“It is really unfortunate if our knowledge of music begins with films,” Gulzar said about his latest project hours before taking the stage in Kolkata. In the city for a special Agomoni concert (the heralding of Durga Puja) organised by a mobile service provider, the poet, lyricist and filmmaker made a strong case for an analogue appreciation of music.
Gulzar’s latest project is a live, interactive performance of his nazms, or blank verse, set to tune by his long-time collaborator and friend Bhupinder Singh, and supported by his wife, singer Mitali Mukherjee. “Bhupendra was the first musician to compose with Urdu blank verse [in the 1980s with Woh Jo Shair Tha and Sarmayi Raat],” Gulzar said. “It is one of the toughest things to do.”
The association between Gulzar and Singh is more than four decades old, and is celebrated for some of the most memorable music in Hindi cinema, including Parichay (1972) and Mausam (1975). But Gulzar, whose last cinematic outing Mirzya (2016) elicited a tepid response, is keen that the audiences rediscover a world of non-Bollywood innocence.
“Our country has such a rich tradition of music, especially folk,” he said. “It is all around you. The loris, the songs you are taught in schools, the Bauls of Bengal. In fact, the Bauls are the richest education in music. That is where your music should begin. There are Bulle Shah’s verses and there is classical music. How can films be representative of Indian music?”
The idea of curating some of Gulzar’s most evocative nazms and presenting them in an interactive format comes at a time when people are “getting habituated to seeing music rather than listening to it”, the poet and lyricist said. “Let’s sharpen our ears, the visuals can follow. For music, the priority should not be the visual, but it has started happening because of films. It is great if you want to visualise folk music, but it should be outside the realm of film music.”

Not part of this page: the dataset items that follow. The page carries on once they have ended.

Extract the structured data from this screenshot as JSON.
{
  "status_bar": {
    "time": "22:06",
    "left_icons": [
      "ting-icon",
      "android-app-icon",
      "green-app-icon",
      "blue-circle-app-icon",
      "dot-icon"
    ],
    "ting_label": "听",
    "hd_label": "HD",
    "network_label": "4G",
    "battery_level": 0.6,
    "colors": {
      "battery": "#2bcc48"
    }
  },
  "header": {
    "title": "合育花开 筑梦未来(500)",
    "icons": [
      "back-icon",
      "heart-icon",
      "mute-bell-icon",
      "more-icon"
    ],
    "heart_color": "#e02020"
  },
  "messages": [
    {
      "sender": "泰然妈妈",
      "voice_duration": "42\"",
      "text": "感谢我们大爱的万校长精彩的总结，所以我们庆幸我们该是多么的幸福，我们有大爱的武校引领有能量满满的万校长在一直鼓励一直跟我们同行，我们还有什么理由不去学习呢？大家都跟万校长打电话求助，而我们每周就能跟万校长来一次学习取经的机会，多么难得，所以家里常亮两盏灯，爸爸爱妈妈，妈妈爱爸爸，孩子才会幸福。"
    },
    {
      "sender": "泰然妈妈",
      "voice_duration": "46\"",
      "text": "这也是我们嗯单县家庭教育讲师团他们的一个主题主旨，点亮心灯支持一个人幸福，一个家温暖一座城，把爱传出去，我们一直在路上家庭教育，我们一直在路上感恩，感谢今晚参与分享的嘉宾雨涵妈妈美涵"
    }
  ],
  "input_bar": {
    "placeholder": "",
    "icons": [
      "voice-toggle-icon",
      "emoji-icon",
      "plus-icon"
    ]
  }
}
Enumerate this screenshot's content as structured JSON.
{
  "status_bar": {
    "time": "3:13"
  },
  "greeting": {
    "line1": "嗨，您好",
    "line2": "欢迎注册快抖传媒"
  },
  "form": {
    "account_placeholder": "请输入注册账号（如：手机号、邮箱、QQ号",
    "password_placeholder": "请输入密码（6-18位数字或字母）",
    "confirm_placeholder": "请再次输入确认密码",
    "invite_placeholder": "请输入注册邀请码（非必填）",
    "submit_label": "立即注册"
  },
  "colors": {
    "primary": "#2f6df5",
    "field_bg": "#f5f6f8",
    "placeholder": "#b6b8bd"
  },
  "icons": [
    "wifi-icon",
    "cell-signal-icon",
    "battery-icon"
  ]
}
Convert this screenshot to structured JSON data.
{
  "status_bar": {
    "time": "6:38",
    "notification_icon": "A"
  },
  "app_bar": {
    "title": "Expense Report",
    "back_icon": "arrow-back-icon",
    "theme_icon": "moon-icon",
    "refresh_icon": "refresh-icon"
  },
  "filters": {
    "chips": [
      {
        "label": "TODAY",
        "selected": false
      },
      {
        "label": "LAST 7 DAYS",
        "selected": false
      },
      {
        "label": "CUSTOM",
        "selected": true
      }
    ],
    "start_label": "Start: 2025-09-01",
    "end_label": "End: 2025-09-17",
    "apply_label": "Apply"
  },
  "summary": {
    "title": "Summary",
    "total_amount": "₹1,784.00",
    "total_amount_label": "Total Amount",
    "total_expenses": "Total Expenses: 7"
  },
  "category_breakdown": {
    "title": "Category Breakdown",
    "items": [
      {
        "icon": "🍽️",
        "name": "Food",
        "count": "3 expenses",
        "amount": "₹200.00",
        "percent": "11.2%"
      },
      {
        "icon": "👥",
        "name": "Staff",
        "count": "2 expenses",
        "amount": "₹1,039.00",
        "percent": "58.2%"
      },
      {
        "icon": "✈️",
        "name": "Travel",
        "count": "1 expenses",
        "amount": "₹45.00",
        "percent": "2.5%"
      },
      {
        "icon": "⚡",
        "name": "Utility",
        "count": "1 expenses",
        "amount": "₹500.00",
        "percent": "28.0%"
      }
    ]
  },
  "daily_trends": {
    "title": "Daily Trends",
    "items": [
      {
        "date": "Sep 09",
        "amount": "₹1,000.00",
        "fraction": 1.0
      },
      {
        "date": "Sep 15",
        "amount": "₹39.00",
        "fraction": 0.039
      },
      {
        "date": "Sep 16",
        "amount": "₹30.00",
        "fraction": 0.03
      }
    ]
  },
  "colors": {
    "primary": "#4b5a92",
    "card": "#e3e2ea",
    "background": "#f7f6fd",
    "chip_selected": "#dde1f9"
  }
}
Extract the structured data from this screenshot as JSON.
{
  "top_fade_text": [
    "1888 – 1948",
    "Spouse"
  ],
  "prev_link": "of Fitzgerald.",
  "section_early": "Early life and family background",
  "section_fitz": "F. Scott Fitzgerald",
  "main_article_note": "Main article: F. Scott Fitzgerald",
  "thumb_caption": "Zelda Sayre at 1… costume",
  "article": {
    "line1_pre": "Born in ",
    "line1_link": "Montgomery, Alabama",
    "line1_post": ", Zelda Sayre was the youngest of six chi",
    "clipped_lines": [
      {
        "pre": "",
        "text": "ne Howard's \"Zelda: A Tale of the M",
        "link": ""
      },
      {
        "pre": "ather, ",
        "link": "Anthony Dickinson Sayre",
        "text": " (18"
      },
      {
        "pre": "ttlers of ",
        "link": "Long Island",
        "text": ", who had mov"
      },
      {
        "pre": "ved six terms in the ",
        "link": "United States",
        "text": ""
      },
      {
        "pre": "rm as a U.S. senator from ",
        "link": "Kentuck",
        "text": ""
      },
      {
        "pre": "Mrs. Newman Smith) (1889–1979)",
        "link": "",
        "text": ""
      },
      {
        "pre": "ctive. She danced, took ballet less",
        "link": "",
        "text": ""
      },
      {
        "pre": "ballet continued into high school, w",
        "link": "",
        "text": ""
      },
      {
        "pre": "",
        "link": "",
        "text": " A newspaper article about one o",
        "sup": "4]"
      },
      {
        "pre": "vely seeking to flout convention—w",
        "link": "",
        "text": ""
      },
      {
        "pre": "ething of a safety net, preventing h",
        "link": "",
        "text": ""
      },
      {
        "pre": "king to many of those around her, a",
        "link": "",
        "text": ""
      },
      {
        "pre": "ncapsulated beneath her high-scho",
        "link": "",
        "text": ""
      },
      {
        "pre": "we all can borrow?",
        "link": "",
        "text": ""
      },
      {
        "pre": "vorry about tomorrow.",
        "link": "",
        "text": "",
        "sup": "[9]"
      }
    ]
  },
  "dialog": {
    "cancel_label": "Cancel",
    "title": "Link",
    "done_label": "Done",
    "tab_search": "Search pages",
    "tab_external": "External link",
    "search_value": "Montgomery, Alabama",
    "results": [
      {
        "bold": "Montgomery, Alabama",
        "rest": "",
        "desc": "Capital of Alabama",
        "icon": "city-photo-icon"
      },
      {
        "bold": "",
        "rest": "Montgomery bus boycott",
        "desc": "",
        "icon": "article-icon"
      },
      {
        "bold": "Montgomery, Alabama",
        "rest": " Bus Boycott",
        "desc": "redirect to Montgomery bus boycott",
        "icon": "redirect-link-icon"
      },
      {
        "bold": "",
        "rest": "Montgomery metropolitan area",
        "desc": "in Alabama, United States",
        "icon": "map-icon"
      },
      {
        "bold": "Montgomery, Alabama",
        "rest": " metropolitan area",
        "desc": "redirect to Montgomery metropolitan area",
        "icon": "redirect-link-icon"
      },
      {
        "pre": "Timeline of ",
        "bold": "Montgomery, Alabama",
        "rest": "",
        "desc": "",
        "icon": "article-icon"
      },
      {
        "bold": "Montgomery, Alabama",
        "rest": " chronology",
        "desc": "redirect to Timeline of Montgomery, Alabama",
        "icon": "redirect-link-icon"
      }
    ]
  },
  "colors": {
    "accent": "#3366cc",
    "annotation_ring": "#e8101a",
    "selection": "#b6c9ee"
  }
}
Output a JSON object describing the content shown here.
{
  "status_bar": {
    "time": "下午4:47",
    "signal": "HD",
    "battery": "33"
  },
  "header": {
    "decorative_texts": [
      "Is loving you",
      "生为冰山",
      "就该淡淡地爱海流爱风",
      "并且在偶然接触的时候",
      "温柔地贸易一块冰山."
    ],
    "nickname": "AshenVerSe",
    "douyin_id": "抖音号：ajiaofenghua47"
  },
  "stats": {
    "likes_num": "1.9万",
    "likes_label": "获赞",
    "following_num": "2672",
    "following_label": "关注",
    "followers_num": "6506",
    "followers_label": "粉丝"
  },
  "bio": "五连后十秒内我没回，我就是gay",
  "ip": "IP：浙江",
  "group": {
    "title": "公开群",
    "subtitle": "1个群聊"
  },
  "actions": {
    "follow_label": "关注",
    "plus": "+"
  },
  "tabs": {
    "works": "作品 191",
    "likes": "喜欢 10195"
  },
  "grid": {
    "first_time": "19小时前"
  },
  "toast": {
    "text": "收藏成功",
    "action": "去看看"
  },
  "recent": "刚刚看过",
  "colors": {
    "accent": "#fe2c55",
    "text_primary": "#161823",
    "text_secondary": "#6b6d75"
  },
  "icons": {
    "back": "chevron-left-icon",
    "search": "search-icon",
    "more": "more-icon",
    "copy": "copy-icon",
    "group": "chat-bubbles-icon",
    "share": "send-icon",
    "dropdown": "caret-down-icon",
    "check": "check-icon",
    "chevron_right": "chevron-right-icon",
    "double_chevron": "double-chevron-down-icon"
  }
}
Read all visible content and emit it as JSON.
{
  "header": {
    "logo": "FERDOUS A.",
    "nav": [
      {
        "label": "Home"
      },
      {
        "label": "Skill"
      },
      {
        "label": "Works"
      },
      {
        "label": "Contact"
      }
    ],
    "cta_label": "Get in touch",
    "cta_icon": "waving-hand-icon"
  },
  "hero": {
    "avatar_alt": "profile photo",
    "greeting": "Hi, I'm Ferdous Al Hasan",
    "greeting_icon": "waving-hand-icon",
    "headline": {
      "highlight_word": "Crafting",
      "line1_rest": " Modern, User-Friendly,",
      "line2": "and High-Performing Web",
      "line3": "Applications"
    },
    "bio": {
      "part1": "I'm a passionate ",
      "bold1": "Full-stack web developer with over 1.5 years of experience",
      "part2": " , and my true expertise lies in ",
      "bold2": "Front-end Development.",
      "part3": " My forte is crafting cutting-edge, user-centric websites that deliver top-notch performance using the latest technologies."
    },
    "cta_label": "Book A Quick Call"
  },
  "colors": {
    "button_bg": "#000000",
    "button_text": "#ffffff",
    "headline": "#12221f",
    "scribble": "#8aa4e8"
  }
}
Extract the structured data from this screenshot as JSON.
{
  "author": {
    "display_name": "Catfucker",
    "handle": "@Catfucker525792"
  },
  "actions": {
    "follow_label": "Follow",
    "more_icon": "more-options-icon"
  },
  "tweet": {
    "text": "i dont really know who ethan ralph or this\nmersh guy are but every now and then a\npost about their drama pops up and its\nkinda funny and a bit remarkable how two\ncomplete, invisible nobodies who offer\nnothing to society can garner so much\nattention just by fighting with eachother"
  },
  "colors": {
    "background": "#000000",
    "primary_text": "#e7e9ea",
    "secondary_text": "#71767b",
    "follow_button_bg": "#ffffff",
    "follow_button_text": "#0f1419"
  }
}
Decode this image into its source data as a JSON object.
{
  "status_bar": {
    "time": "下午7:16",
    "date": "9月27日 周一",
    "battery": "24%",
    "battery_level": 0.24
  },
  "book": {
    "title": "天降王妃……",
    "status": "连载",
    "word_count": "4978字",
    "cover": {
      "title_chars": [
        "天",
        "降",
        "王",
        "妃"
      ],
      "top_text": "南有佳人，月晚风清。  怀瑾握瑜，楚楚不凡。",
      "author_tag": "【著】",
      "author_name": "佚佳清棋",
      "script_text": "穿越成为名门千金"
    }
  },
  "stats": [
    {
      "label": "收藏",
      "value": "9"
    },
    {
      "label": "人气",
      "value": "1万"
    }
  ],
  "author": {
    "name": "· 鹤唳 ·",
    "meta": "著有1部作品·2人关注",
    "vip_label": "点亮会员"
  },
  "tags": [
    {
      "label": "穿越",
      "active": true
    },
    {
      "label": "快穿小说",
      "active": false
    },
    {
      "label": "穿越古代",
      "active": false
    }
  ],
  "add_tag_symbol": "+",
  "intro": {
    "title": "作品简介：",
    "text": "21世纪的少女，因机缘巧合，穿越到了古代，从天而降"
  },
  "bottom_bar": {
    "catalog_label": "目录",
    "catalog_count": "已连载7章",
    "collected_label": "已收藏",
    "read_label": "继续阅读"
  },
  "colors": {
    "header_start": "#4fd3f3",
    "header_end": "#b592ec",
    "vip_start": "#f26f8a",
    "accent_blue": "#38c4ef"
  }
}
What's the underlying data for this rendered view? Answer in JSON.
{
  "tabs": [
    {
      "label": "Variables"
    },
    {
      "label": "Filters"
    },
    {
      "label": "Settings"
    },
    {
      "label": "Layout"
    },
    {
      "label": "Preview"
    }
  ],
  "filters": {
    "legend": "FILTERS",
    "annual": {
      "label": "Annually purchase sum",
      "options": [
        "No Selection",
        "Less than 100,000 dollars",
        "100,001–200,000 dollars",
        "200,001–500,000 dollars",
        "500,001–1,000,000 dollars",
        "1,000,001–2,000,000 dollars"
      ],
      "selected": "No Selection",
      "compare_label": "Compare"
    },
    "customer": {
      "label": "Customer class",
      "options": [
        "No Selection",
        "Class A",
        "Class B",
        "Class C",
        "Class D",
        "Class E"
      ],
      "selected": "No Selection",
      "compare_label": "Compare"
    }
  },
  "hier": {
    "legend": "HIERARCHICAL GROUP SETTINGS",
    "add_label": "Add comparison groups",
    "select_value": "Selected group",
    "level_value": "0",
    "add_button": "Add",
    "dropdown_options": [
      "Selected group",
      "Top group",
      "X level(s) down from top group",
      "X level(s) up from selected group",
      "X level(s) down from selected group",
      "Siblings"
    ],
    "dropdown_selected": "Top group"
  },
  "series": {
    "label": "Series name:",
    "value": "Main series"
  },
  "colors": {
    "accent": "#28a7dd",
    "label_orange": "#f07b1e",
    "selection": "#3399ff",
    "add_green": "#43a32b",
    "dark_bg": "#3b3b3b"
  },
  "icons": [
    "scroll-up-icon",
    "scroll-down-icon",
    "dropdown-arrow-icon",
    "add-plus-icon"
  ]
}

While he appreciated the contribution of film music to the introduction of new sounds and technology, Gulzar insisted that the lines between film and non-film music be better defined. “Your musical education should begin with folk, sufi, classical and it could end with films. Not the other way round.”
Gulzar said he was keen to try out the interactive format in Kolkata first. “This is where you have the most culturally refined people in the country,” he said. “They appreciate poetry, they appreciate the nuances of music and if our work touches people here, we can take it to other places too.”
The nazm project is not meant to challenge listeners so much as to inspire the three collaborators. “Music speaks – even if you do not say a word, and your head is swaying, somewhere you are enjoying our music,” Gulzar said. “This is an experiment, and it is meant to test us. We are keen to see how people respond to our music and poetry.”
The project took several months of work and included dawn to dusk sessions at Singh’s house in Mumbai, where the singer would spend hours trying to “understand the poetry and then try to compose with the words”, the singer explained. “At times, Gulzar sahab would be excited with the stirrings of a new verse and get us to start setting it to tune immediately,” Singh added.
The project hopes to underline the fact that there is more to Bhupinder Singh and Gulzar than their Hindi film songs together. “My verses would have died in the pages of my diary had he not given life to them,” Gulzar said.